Publié le 8 Juillet 2024
Prédication sur Marc 7, 31 à 37
J’espère qu’Elias a bien noté le coup des doigts à enfoncer dans les oreilles d’un autre et de la salive à répandre sur sa langue… Mais, ce matin, c’est un autre geste que je voudrais que nous interrogions, c’est le geste de Marion et Manu, le geste de demander le baptême d’un enfant, d’amener, de fait, un enfant à Jésus.
Parce que c’est un geste qui ne coule pas de source, c’est même un geste qui aujourd’hui pourrait paraître au moins aussi critiquable que celui d’enfoncer ses doigts dans les oreilles de quelqu’un d’autre…
Je vais lever tout de suite une inquiétude : la Bible nous le permet et même nous y encourage… Oui, à travers les évangiles, nous voyons des foules venir vers Jésus et nous voyons aussi des gens qu’on lui amène, ou auprès desquels on fait venir Jésus.

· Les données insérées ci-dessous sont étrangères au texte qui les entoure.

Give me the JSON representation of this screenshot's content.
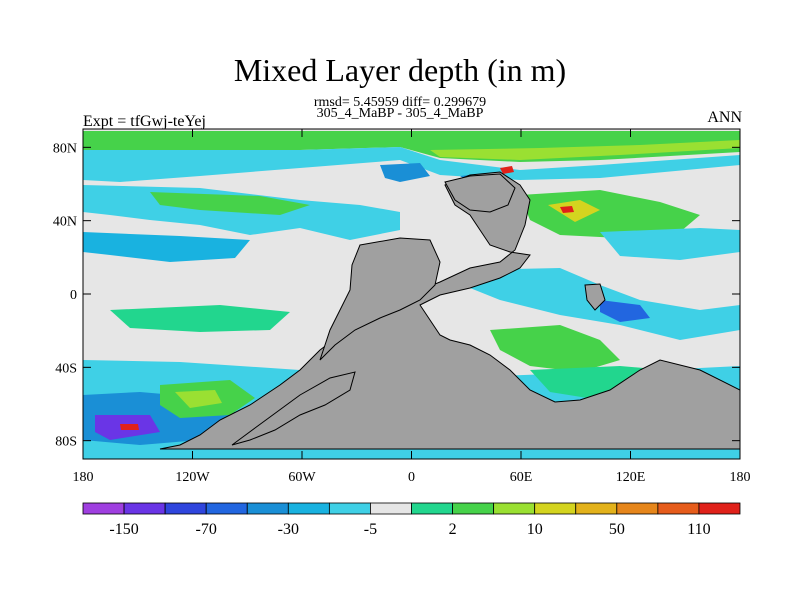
{
  "title": "Mixed Layer depth (in m)",
  "stats_line": "rmsd= 5.45959 diff= 0.299679",
  "case_line": "305_4_MaBP - 305_4_MaBP",
  "experiment_label": "Expt = tfGwj-teYej",
  "season_label": "ANN",
  "map": {
    "lon_range": [
      -180,
      180
    ],
    "lat_range": [
      -90,
      90
    ],
    "lon_ticks": [
      {
        "value": -180,
        "label": "180"
      },
      {
        "value": -120,
        "label": "120W"
      },
      {
        "value": -60,
        "label": "60W"
      },
      {
        "value": 0,
        "label": "0"
      },
      {
        "value": 60,
        "label": "60E"
      },
      {
        "value": 120,
        "label": "120E"
      },
      {
        "value": 180,
        "label": "180"
      }
    ],
    "lat_ticks": [
      {
        "value": 80,
        "label": "80N"
      },
      {
        "value": 40,
        "label": "40N"
      },
      {
        "value": 0,
        "label": "0"
      },
      {
        "value": -40,
        "label": "40S"
      },
      {
        "value": -80,
        "label": "80S"
      }
    ],
    "land_color": "#a0a0a0",
    "neutral_color": "#e6e6e6"
  },
  "colorbar": {
    "colors": [
      "#9f3fe0",
      "#6a35e6",
      "#2f45dd",
      "#2266e0",
      "#1a8fd6",
      "#19b2e0",
      "#3fd0e6",
      "#e6e6e6",
      "#22d68e",
      "#46d24a",
      "#9ae032",
      "#d4d41f",
      "#e3b21b",
      "#e6861b",
      "#e65c1b",
      "#e0211a"
    ],
    "labels": [
      "-150",
      "-70",
      "-30",
      "-5",
      "2",
      "10",
      "50",
      "110"
    ]
  }
}
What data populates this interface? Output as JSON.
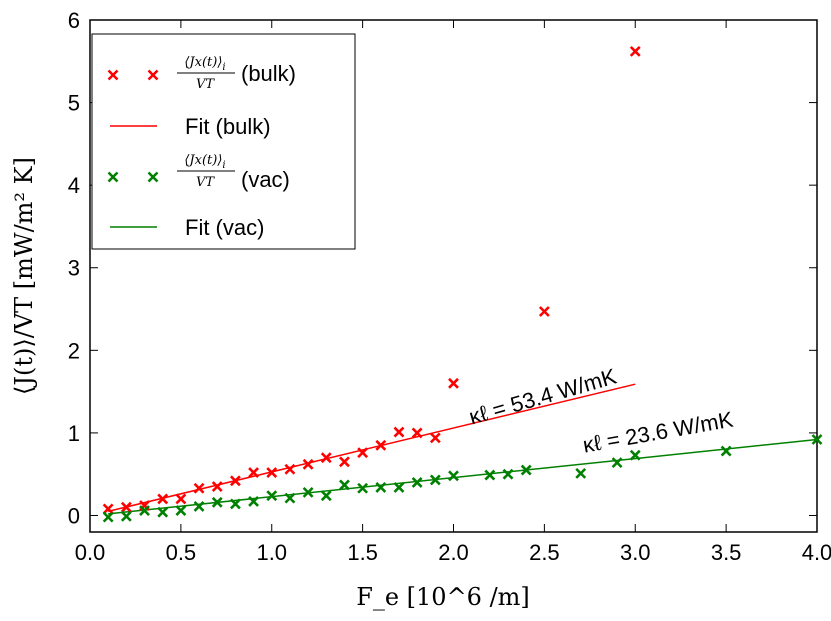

Et parfois, ce sont les mêmes ! Des gens qu’on a amenés à Jésus se mettent à le suivre, à aller à lui !
Alors, la différence est dans la finalité : on n’amène pas les gens à Jésus, on ne demande pas le baptême des enfants pour grossir le club, pardon pour faire grandir l’Eglise. Celles et ceux qui font croître l’Eglise, ce sont celles et ceux qui viennent à lui.
Mais, à côté de ces foules qui viennent à Jésus, on voit dans les évangiles, qu’on amène des gens à Jésus pour qu’ils puissent enfin voir, marcher, et dans le texte entendu ce matin entendre et parler… Bref, on n’amène pas des gens à Jésus pour Jésus, ni pour nous, pour l’Eglise, on amène des gens à Jésus pour eux.
Elias n’est ni sourd ni muet, et je pense que Manu et Marion sont au courant que son baptême ne le prédisposera pas à écouter mieux ses parents… Mais en demandant son baptême, je crois qu’ils ont eu envie de faire entendre à Elias une parole d’amour, de vie, d’espérance, et de lui faire entendre cette parole
Par delà le concert
Des sanglots et des pleurs
Et des cris de colère
Des hommes qui ont peur,
comme le chantait Jacques Brel
Et peut-être ont-ils eu aussi envie de la réentendre eux-mêmes et que nous l’entendions avec lui et avec eux… Cette Bonne Nouvelle que nous recevons en Jésus Christ, bien sûr que nous avons envie de la partager avec celles et ceux que nous aimons, en commençant par nos enfants…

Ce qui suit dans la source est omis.